At long last, the much-anticipated Ikea bike has arrived in the Swedish brand’s American brick-and-mortar and online stores. This isn’t your average cruiser or fixie. A typical road bike is like a coupe, speedy and gets you around. This is like an SUV, equipped for transporting lots of stuff. It’s a robust system with a fleet of accessories–bags, racks, a trailer, a pump, a helmet, a lock–tailor-made to take the place of cars for urban dwellers. Ikea poses a compelling argument for Sladda, which is on sale now at $399 and regularly priced at $499:
With more and more people living in urban places, there’s an increased need for easy and flexible transportation. Having a car in a city is often not a practical solution. The Sladda bicycle, trailer, and accessories make it possible to move heavy things across the city, for a truly sustainable and healthy way of life . . . you have a solution that replaces the car.

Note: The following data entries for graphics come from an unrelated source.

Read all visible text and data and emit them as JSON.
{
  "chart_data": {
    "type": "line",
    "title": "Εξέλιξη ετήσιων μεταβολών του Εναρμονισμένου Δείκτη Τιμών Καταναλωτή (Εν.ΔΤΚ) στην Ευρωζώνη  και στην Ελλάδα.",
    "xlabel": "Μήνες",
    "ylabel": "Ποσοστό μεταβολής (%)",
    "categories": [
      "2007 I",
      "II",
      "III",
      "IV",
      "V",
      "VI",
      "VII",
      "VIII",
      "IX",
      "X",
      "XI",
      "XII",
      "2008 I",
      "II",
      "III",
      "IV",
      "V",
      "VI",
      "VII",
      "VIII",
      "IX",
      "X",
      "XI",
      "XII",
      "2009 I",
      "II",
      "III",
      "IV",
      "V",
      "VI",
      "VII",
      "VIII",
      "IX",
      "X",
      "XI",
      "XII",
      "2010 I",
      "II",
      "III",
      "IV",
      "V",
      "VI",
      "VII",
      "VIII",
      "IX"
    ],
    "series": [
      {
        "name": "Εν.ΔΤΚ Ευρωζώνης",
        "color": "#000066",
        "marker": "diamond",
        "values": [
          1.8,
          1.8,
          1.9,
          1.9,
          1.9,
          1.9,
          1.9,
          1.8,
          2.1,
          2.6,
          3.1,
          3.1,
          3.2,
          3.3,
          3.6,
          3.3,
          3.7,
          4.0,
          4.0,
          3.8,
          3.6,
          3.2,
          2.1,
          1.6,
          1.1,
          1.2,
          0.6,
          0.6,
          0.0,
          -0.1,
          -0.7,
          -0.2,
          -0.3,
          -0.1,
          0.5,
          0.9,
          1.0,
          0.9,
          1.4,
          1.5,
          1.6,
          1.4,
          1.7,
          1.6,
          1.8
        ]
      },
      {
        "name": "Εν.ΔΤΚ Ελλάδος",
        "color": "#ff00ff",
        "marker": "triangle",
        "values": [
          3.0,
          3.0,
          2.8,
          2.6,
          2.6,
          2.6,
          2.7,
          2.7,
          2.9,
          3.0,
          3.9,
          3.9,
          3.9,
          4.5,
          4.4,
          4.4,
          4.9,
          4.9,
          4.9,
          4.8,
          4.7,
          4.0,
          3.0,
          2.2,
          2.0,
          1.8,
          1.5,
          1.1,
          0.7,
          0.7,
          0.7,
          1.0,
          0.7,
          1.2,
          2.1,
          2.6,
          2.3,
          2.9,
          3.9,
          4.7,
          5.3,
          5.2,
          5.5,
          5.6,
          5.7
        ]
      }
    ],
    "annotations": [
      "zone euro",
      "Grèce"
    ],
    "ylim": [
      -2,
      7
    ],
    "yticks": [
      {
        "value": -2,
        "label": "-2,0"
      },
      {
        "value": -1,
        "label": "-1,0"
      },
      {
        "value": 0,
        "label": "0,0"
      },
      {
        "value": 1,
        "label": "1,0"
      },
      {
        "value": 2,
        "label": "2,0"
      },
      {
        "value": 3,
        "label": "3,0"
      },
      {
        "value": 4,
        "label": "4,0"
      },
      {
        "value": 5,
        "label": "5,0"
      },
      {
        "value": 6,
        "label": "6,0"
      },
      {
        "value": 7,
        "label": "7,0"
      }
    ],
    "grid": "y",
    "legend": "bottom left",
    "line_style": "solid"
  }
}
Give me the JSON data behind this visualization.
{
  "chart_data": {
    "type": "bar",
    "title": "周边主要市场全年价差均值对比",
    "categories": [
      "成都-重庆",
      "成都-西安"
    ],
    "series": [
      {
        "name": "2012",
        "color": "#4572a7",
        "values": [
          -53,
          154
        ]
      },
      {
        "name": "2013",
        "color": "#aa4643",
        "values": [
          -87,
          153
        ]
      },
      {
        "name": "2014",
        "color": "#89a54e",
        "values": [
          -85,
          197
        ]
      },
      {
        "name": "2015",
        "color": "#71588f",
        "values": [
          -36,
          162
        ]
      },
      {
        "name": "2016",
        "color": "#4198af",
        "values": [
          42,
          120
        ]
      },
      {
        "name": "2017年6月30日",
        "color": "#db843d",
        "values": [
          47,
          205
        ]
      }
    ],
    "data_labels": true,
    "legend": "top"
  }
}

Sladda is designed to take the hard knocks that come with an urban context. The lightweight aluminum frame is designed to make it easy to carry up and down stairs. It’s coated with two coats of lacquer to resist rust and corrosion from road salt, and fitted with fenders to keep water and mud from splashing off the tires and onto riders. A snap-on front rack makes the bike easy for you to adapt for day-to-day demands. A trailer attachment also adds extra carrying capacity. Ikea also designed a bike bag that can be worn as a backpack. The design is unisex and meant to be ridden by people of all ages.
Cargo bikes are fairly common for Scandinavians, but more of an aberration for Americans–and the price of what’s on the market reflects that. They can cost well over $1,000 and are tough to find in U.S. bike shops. That Ikea is selling these bikes en masse and at a reasonable price means that one day the Sladda might be as ubiquitous as the Billy bookcase–if the concept catches on.
Urban bike-share programs have helped more riders get comfortable commuting on two wheels, but safety remains a concern. Schlepping groceries with a nearly three-foot-wide and five-foot-long trailer is another. Scandinavia is blessed with established bicycle infrastructure–like wide, well-marked lanes–that makes towing a trailer relatively easy. American cities, for the most part, are still a work in progress, and it might make people more wary about using their bikes to transport cargo. (The Sladda has exactly the same dimensions in the United States and abroad.) We’re still struggling with adequate sidewalks, even. In 2016, New York City saw more cyclist fatalities than in 2015. If streets aren’t safe enough for regular bikes, can they handle cargo bikes? On the flipside, consumers might be able to tip street design in their favor if more cargo bikers take to our roadways and demand change. If there’s a company with the scale and distribution needed to impact alternative modes of transportation, it’s Ikea.